Puis venaient le gouverneur et le maitre-échevin marchant sur la même ligne, suivis des autorités civiles et militaires. Arrivés sur l'Esplanade, les deux chefs de la cité faisaient trois fois le tour du bûcher, surmonté des treize victimes dans une cage de bois, recevaient du major de place et d'un officier de ville les torches de cire blanche et mettaient le feu à la mèche d'artifice. La flamme s'élançait, brûlait la cage, et les chats à demi rôtis tombaient dans le brasier ou se sauvaient. Durant ce temps le peuple cri-ait : Noël, dansait en cercle la ronde de saint Jean. A la demande de la maréchale d'Armentières, les chats disparurent en 1777. Du reste, ils n'étaient qu'au nombre de six. Puisqu'il n'était pas facile de trouver le nombre de chats nécessaires, on les remplaçait par des lapins, comme le prouve une « Estat de la dépense faicte aux feux consacrés à la veille de la Saint-Jean » de l'année 1641. » (R d W)

SAINT-LADRE

 

Dénomination

 

Saint Lazarus - Sainct Ladre - Saint Ladre.

 

Emplacement

 

Pour déterminer l'emplacement du sanctuaire Saint-Ladre, il nous faut emprunter, à Montigny, la rue du même nom et remonter le temps. En partant de la rue des Loges, nous rencontrons, à l'entrée de cette artère et à main gauche, le « Château de la Haute Saint-Ladre ». En poursuivant notre promenade jusqu'à l'extrémité de la rue Saint-Ladre, nous tombons, à Marly, sur la « Ferme Saint-Ladre ». D'où ce dilemme : le sanctuaire se trouvait-il sur le territoire de la commune de Montigny ou sur celui de la commune de Marly ?

« Le plant de la ville de Mets selon sa vraye proportion » de l'année 1552 nous donne la réponse : sur ce plan, la « maladerie » se situe, en effet, au nord de « l'église de sainct Priech » (Saint-Privat), soit sur le territoire de la commune de Montigny. En conséquence de quoi, nous pouvons affirmer que l'église Saint-Ladre se trouvait à l'emplacement du « Château de la Haute Saint-Ladre », soit à l'angle des rues Saint-Ladre et Monseigneur Heintz.

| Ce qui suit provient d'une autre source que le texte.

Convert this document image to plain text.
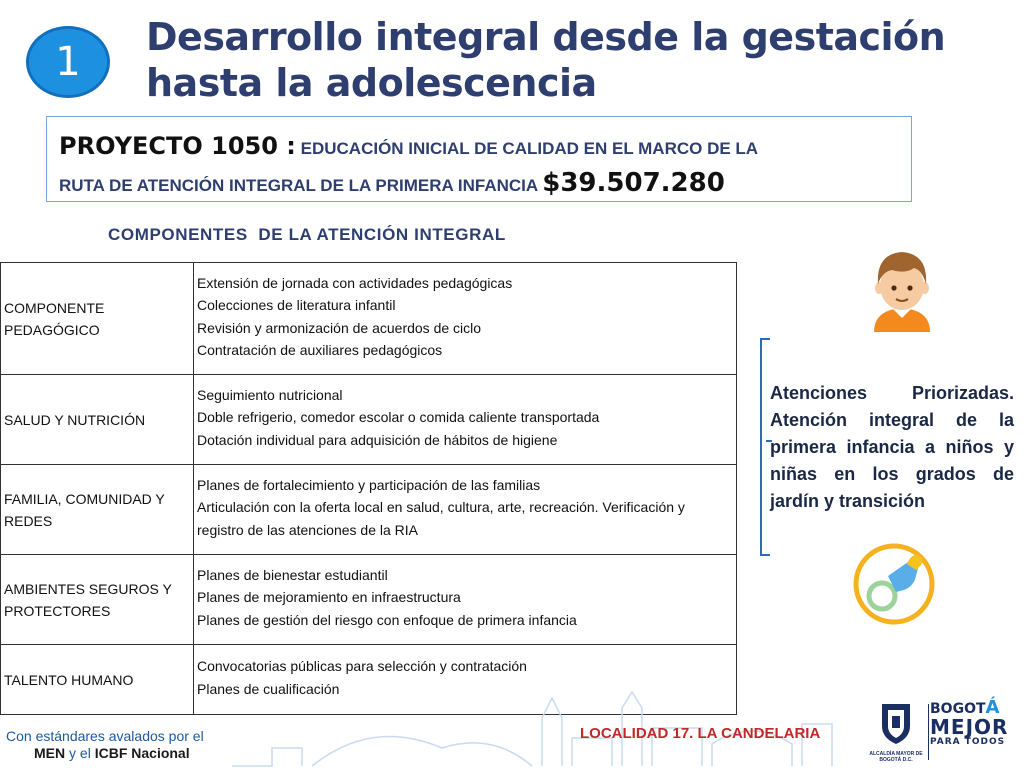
1
Desarrollo integral desde la gestación
hasta la adolescencia
PROYECTO 1050 : EDUCACIÓN INICIAL DE CALIDAD EN EL MARCO DE LA
RUTA DE ATENCIÓN INTEGRAL DE LA PRIMERA INFANCIA $39.507.280
COMPONENTES  DE LA ATENCIÓN INTEGRAL
COMPONENTE PEDAGÓGICO	Extensión de jornada con actividades pedagógicas
Colecciones de literatura infantil
Revisión y armonización de acuerdos de ciclo
Contratación de auxiliares pedagógicos

SALUD Y NUTRICIÓN	Seguimiento nutricional
Doble refrigerio, comedor escolar o comida caliente transportada
Dotación individual para adquisición de hábitos de higiene

FAMILIA, COMUNIDAD Y REDES	Planes de fortalecimiento y participación de las familias
Articulación con la oferta local en salud, cultura, arte, recreación. Verificación y registro de las atenciones de la RIA

AMBIENTES SEGUROS Y PROTECTORES	Planes de bienestar estudiantil
Planes de mejoramiento en infraestructura
Planes de gestión del riesgo con enfoque de primera infancia

TALENTO HUMANO	Convocatorias públicas para selección y contratación
Planes de cualificación
Atenciones Priorizadas. Atención integral de la primera infancia a niños y niñas en los grados de jardín y transición
Con estándares avalados por el
MEN y el ICBF Nacional
LOCALIDAD 17. LA CANDELARIA
ALCALDÍA MAYOR DE BOGOTÁ D.C.
BOGOTÁ
MEJOR
PARA TODOS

Dans leur monographie de Montigny-lès-Metz, François Reitel et Lucien Art ne nous démentiront pas :

 

« ... Cet accueil des lépreux est l'une des caractéristiques de l'époque médiévale ; il a laissé des traces dans la toponymie puisque la "rue des Loges" actuelle, qui fait limite entre les communes de Montigny et Metz, rappelle la présence de ces loges : huttes où les lépreux trouvaient refuge. Le fait que cette rue se trouve à proximité de la léproserie du château de Saint-Ladre (à l'emplacement de l'actuel établissement scolaire Jean XXIII) n'est pas, bien entendu, le fruit du hasard. Une certaine confusion provient du fait que la léproserie Saint- Ladre possédait des biens sur le territoire de Marly et notamment la ferme Saint-Ladre, qui a été rasée tout récemment, et qui se situait entre le terrain d'aviation de Metz-Frescaty et le collège Jean Mermoz. »

Patron tutélaire

 

Si nous consultons une ancienne édition du Dictionnaire hagiographique, la rubrique « Ladre » nous renvoie à « Lazare ». Dans une récente édition de ce Dictionnaire, la rubrique « Ladre », n'y figure plus, aussi, nous faut-il considérer « Ladre »comme une corruption de « Lazare ».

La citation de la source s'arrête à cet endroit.